Just sampling them is enough to discover that they are absolutely delicious and worth having a try.
Some of the most recommendable dishes are: pierogi – traditional Polish dumplings, which can be filled with all kinds of savoury or sweet and fruity fillings, bigos – spicy stew made out of sauerkraut, meat and mushrooms, placki ziemniaczane – deep fried potato pancakes or kotlet schabowy – breaded pork schnitzel.
Typical Polish meals owe their unique taste to various herbs and spices used, such as ground pepper, marjoram, dill or parsley.

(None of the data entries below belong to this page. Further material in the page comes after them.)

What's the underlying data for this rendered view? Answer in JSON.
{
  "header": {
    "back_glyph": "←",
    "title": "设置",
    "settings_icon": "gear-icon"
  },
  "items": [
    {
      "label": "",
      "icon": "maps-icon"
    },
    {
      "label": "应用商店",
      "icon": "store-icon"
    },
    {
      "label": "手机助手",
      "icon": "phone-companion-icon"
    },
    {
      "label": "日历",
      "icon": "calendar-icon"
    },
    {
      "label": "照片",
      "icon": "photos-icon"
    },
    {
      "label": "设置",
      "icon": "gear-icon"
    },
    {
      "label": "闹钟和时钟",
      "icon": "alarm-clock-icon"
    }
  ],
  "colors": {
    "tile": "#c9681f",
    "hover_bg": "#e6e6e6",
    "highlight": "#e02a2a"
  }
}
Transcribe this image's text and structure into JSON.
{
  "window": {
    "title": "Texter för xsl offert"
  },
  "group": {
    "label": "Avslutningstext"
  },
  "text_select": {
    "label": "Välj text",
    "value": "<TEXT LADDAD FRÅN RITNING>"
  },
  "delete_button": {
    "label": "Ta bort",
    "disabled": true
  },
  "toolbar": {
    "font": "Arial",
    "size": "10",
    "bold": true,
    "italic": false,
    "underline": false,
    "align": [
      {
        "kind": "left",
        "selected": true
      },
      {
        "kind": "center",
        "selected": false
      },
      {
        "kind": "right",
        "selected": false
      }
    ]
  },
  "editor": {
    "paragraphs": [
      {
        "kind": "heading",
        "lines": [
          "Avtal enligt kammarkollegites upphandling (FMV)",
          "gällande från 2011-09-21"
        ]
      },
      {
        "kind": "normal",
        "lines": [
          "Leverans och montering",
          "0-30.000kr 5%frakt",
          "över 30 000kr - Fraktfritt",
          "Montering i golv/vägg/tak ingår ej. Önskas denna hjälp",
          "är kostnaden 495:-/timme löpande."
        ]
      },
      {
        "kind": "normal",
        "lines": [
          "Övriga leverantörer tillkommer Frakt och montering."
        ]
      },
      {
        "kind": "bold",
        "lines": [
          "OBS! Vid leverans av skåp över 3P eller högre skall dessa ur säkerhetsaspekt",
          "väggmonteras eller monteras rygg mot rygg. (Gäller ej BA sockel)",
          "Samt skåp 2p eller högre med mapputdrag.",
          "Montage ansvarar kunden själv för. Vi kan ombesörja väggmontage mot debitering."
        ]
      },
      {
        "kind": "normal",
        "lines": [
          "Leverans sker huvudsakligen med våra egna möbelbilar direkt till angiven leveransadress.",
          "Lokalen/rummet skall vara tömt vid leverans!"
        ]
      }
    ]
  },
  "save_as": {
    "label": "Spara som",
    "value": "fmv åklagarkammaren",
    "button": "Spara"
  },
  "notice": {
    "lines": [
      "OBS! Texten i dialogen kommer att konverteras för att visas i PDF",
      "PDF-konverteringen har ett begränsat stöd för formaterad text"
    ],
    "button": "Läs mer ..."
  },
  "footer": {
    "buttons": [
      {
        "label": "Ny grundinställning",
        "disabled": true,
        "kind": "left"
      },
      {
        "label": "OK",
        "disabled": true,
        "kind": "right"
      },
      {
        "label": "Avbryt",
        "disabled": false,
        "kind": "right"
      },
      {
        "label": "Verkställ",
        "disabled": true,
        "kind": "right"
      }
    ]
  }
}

Poland is also known for a number of traditional soups, which are an inseparable part of a typical dinner. When in Poland, the must-try soups are: żurek – a unique sour rye soup, often served in a loaf of bread, rosół – chicken broth with noodles, traditionally eaten on Sunday, kapuśniak – white cabbage or sauerkraut soup, krupnik – thick vegetable soup with potatoes and barley groats and barszcz czerwony – beetroot soup, often served with boiled egg or small, tortelloni-like dumplings.
While travelling around Poland, one must also try some of the regional foods only available in certain parts of the country, such as oscypek – Tatra mountains’ smoked cheese made of salted sheep milk, kluski śląskie – potato dumplings typical for the region of Silesia or rogal świętomarciński – sweet pastry with white poppy seeds, raisins and nuts, popular in the Greater Poland.

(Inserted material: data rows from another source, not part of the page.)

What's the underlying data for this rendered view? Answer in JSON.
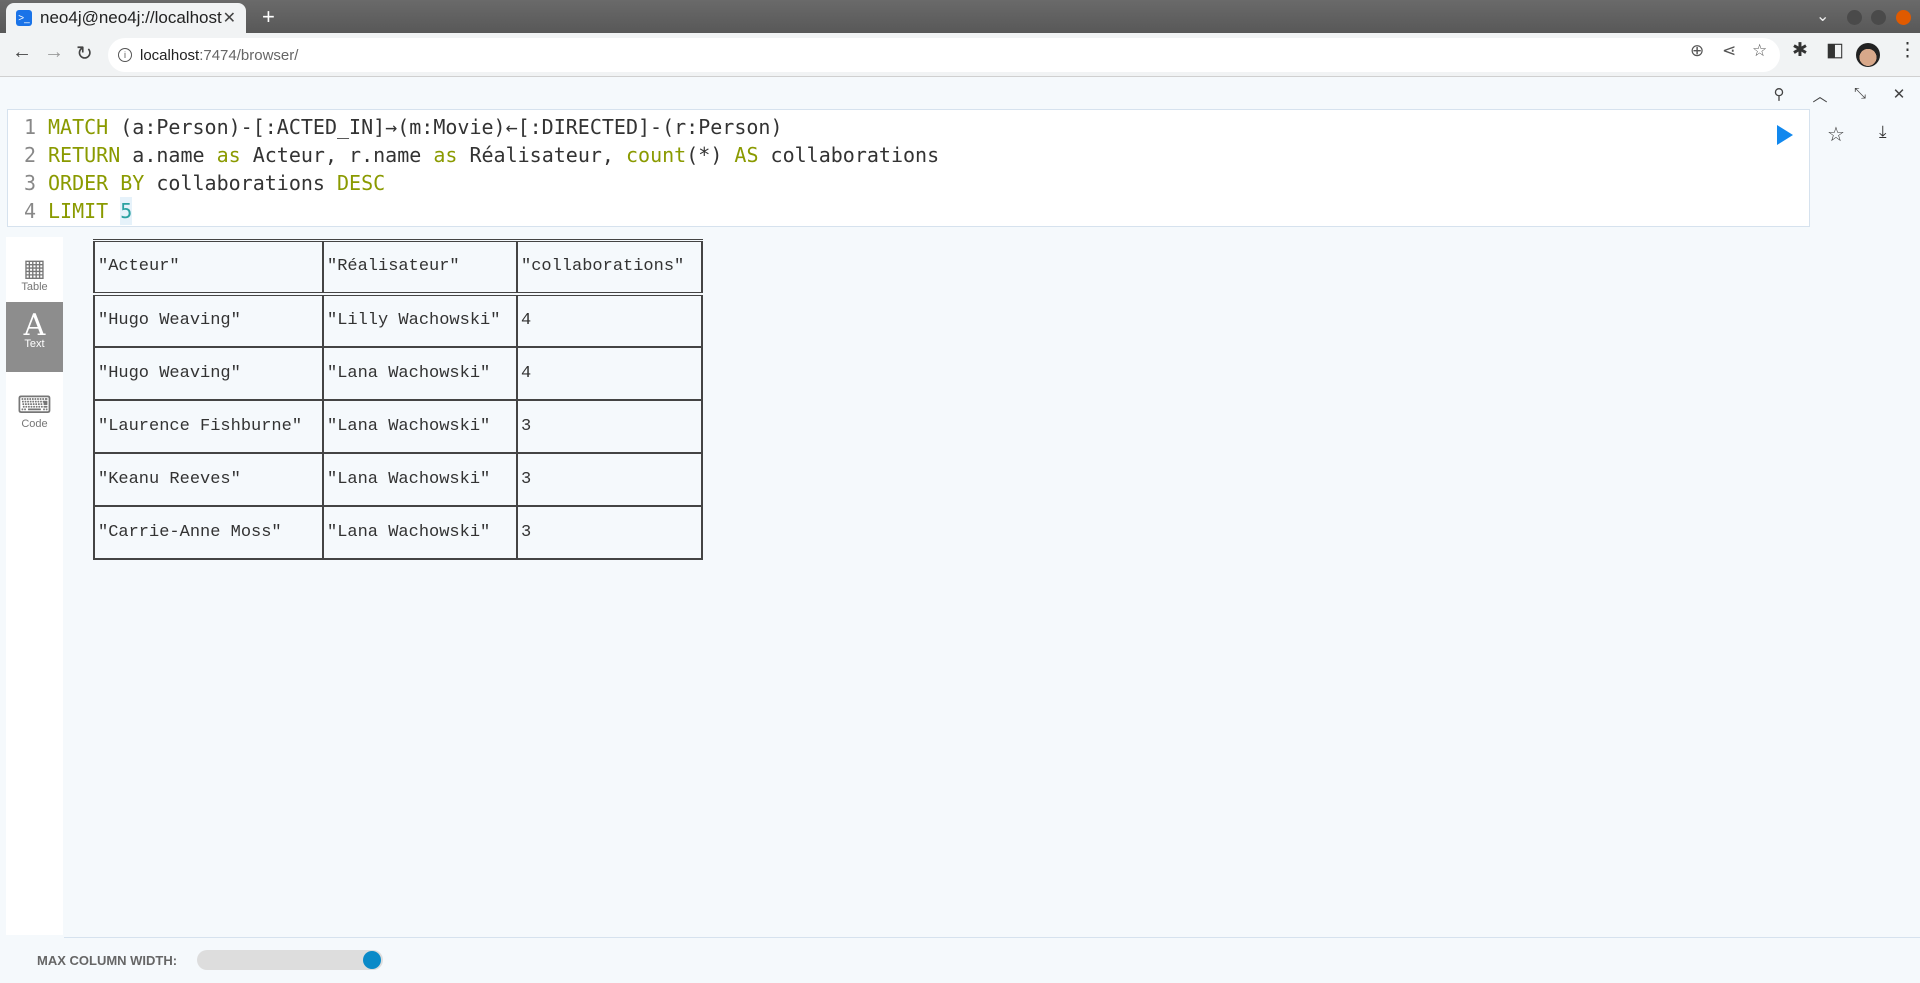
{
  "browser": {
    "tab_title": "neo4j@neo4j://localhost",
    "url_host": "localhost",
    "url_rest": ":7474/browser/"
  },
  "frame_icons": [
    "pin-icon",
    "collapse-icon",
    "shrink-icon",
    "close-icon"
  ],
  "editor": {
    "lines": [
      {
        "n": "1",
        "parts": [
          [
            "kw",
            "MATCH "
          ],
          [
            "tx",
            "(a:Person)-[:ACTED_IN]→(m:Movie)←[:DIRECTED]-(r:Person)"
          ]
        ]
      },
      {
        "n": "2",
        "parts": [
          [
            "kw",
            "RETURN "
          ],
          [
            "tx",
            "a.name "
          ],
          [
            "kw",
            "as "
          ],
          [
            "tx",
            "Acteur, r.name "
          ],
          [
            "kw",
            "as "
          ],
          [
            "tx",
            "Réalisateur, "
          ],
          [
            "kw",
            "count"
          ],
          [
            "tx",
            "(*) "
          ],
          [
            "kw",
            "AS "
          ],
          [
            "tx",
            "collaborations"
          ]
        ]
      },
      {
        "n": "3",
        "parts": [
          [
            "kw",
            "ORDER BY "
          ],
          [
            "tx",
            "collaborations "
          ],
          [
            "kw",
            "DESC"
          ]
        ]
      },
      {
        "n": "4",
        "parts": [
          [
            "kw",
            "LIMIT "
          ],
          [
            "num",
            "5"
          ]
        ]
      }
    ]
  },
  "sidebar": {
    "items": [
      {
        "label": "Table",
        "icon": "table-icon"
      },
      {
        "label": "Text",
        "icon": "text-icon",
        "selected": true
      },
      {
        "label": "Code",
        "icon": "code-icon"
      }
    ]
  },
  "result": {
    "headers": [
      "\"Acteur\"",
      "\"Réalisateur\"",
      "\"collaborations\""
    ],
    "rows": [
      [
        "\"Hugo Weaving\"",
        "\"Lilly Wachowski\"",
        "4"
      ],
      [
        "\"Hugo Weaving\"",
        "\"Lana Wachowski\"",
        "4"
      ],
      [
        "\"Laurence Fishburne\"",
        "\"Lana Wachowski\"",
        "3"
      ],
      [
        "\"Keanu Reeves\"",
        "\"Lana Wachowski\"",
        "3"
      ],
      [
        "\"Carrie-Anne Moss\"",
        "\"Lana Wachowski\"",
        "3"
      ]
    ]
  },
  "footer": {
    "label": "MAX COLUMN WIDTH:",
    "slider_value_pct": 100
  },
  "colors": {
    "accent": "#1188ee",
    "slider": "#0a8ac8",
    "keyword": "#8a9a00"
  }
}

From less traditional, yet highly popular foods, zapiekanka is undoubtedly the queen of Polish street food. Basic zapiekanka is a halved baguette roasted in the oven until crispy with a lot of melted cheese and mushrooms on top, often spiced up with ketchup. Its simplicity and number of variations available has made it one the most loved quick bites among young Poles and tourists alike.